Once upon a time, in a land far away - before the Internet - there lived a buffalo hunter and a seed farmer. Buffalos were plentiful and slow, and would graze for hours on the grassy plains. Because the flat lands were populated by bountiful bison, the seed farmer found very little land on which to plant, cultivate and harvest his crops. Farming subsisted on small hilly plots here and there - unsuitable for grazing. 

Buffalo hunting was easy. These herbivores were huge and habitual. The hunter - without much skill or effort - in a couple of hours - could "harvest" all of the meat, hide, and hooves he and his family could handle. Others were attracted to the bounty. Times were good to be a buffalo hunter!

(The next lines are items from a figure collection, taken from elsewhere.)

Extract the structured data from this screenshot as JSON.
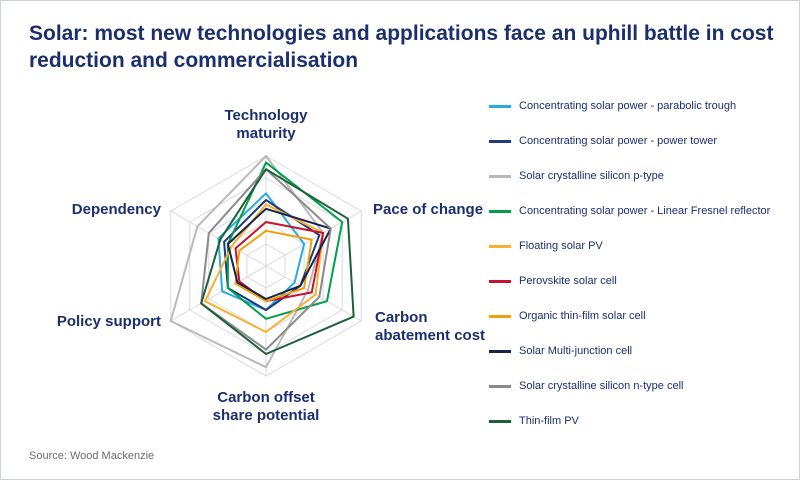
{
  "page": {
    "title_line1": "Solar: most new technologies and applications face an uphill battle in cost",
    "title_line2": "reduction and commercialisation",
    "source": "Source: Wood Mackenzie"
  },
  "colors": {
    "title_text": "#1b2f6e",
    "axis_label_text": "#1b2f6e",
    "legend_text": "#1b2f6e",
    "source_text": "#6b6b6b",
    "grid": "#d9d9d9"
  },
  "chart_data": {
    "type": "radar",
    "title": "Solar: most new technologies and applications face an uphill battle in cost reduction and commercialisation",
    "axes": [
      "Technology maturity",
      "Pace of change",
      "Carbon abatement cost",
      "Carbon offset share potential",
      "Policy support",
      "Dependency"
    ],
    "value_range": [
      0,
      5
    ],
    "grid": "on",
    "grid_levels": 5,
    "legend_position": "right",
    "series": [
      {
        "name": "Concentrating solar power - parabolic trough",
        "color": "#29abe2",
        "values": [
          3.3,
          2.0,
          1.5,
          2.0,
          2.3,
          2.5
        ]
      },
      {
        "name": "Concentrating solar power - power tower",
        "color": "#1f3a7a",
        "values": [
          3.0,
          2.8,
          1.8,
          2.0,
          2.0,
          2.2
        ]
      },
      {
        "name": "Solar crystalline silicon p-type",
        "color": "#b9b9b9",
        "values": [
          5.0,
          3.0,
          2.2,
          4.6,
          5.0,
          3.6
        ]
      },
      {
        "name": "Concentrating solar power - Linear Fresnel reflector",
        "color": "#00a04a",
        "values": [
          4.7,
          4.0,
          3.2,
          2.4,
          2.0,
          2.0
        ]
      },
      {
        "name": "Floating solar PV",
        "color": "#f9b032",
        "values": [
          2.8,
          3.0,
          2.6,
          3.0,
          3.2,
          1.8
        ]
      },
      {
        "name": "Perovskite solar cell",
        "color": "#c4122f",
        "values": [
          2.0,
          3.0,
          2.4,
          1.6,
          1.4,
          1.6
        ]
      },
      {
        "name": "Organic thin-film solar cell",
        "color": "#efa00b",
        "values": [
          1.6,
          2.4,
          2.0,
          1.6,
          1.6,
          1.4
        ]
      },
      {
        "name": "Solar Multi-junction cell",
        "color": "#17224d",
        "values": [
          2.6,
          3.4,
          1.8,
          1.5,
          1.5,
          2.0
        ]
      },
      {
        "name": "Solar crystalline silicon n-type cell",
        "color": "#8a8a8a",
        "values": [
          4.4,
          3.4,
          2.8,
          3.8,
          3.4,
          3.0
        ]
      },
      {
        "name": "Thin-film PV",
        "color": "#1c5f38",
        "values": [
          4.4,
          4.3,
          4.6,
          4.0,
          3.4,
          2.4
        ]
      }
    ]
  }
}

Eventually, the hunting became more difficult, the hunters outnumbered the hunted and buffalo became extinct. Now what?

As the hairy hunted's haunts - the grassy plains - became less populated by the buffalos, the seed farmer found acres of fertile soil from which to extract the Earth's green goodness - crops. Although the growing cycle was long, the work tedious, the benefits and payback uncertain, the seed farmer continued to plant. When the Earth's bonanza was broadcast - the seed farmer was overwhelmed. Seeds beget seeds, the output grew (sorry) and the farmer was able to feed his family forever. 

Searching for new prey, the buffalo hunter happened upon acres of cultivation and decided to become a seed farmer - how tough could it be, right? After all, he was a mighty buffalo hunter. Unfortunately, the buffalo hunter failed at farming. The hunting chops he possessed - sitting around and shooting a large animal - didn't translate well to the skills required for seed farming - patience, perseverance, nurturing, tilling and harvesting.

The buffalo hunter eventually was forced to sell fax machines. Hmmm, how many of those are around today.

So, can you guess which one has a transactional focus vs building relationships?